As principais queixas, de acordo com o Sindmed, vêm de de Brasileia, Feijó e Cruzeiro do Sul. Inclusive, nesta quinta-feira, 7, um enfermeiro do Hospital Regional do Acre postou um vídeo nas redes sociais relatando a falta de médicos e EPIs na unidade.

Segundo foi relatado pelos profissionais, uma determinação encaminhada pela Secretaria de Estado de Saúde (Sesacre) alega que os EPIs devem ser utilizados apenas em casos em que a pessoa apresente os sintomas da Covid-19. A norma pode ocasionar ampliação da quantidade de profissionais de saúde infectados, pois apenas durante a consulta é possível identificar os sintomas.
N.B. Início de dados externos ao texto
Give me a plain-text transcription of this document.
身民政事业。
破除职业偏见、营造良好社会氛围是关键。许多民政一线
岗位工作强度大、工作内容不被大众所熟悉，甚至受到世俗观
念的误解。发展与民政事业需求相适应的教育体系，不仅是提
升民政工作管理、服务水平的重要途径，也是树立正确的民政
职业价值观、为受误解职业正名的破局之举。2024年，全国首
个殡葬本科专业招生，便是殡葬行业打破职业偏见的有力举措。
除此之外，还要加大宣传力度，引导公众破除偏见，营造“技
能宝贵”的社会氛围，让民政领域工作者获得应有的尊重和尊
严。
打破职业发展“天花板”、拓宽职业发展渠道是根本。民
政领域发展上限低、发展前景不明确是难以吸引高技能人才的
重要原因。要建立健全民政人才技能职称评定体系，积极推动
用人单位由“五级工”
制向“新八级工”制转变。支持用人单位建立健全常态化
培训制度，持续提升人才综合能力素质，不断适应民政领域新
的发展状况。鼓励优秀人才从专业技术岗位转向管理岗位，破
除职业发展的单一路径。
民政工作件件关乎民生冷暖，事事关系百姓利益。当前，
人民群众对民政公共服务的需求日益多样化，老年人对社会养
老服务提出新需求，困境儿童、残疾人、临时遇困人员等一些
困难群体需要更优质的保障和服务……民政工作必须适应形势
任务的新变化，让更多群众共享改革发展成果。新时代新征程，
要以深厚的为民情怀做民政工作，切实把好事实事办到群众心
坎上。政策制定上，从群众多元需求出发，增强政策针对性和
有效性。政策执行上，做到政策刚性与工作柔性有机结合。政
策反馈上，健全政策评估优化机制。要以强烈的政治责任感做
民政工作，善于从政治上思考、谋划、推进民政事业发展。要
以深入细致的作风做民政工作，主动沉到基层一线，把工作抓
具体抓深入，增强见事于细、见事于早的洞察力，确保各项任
Os médicos também reclamam da falta de outros profissionais, o que torna o número de médicos insuficiente para fechar as escalas. Relatam que existem casos em que apenas um médico fica de plantão para atender os casos de coronavírus, partos e demais intercorrências.

“Gostaríamos de apresentar os problemas e reivindicar uma resolução imediata para todas as situações encontradas, mas os gestores decidiram desmarcar a videoconferência, o que revoltou a própria classe que vem sofrendo pela completa falta de condições de exercer a medicina”, reclamou o presidente do Sindmed-AC, Murilo Batista.

A Sesacre não esclareceu os motivos para cancelar a videoconferência.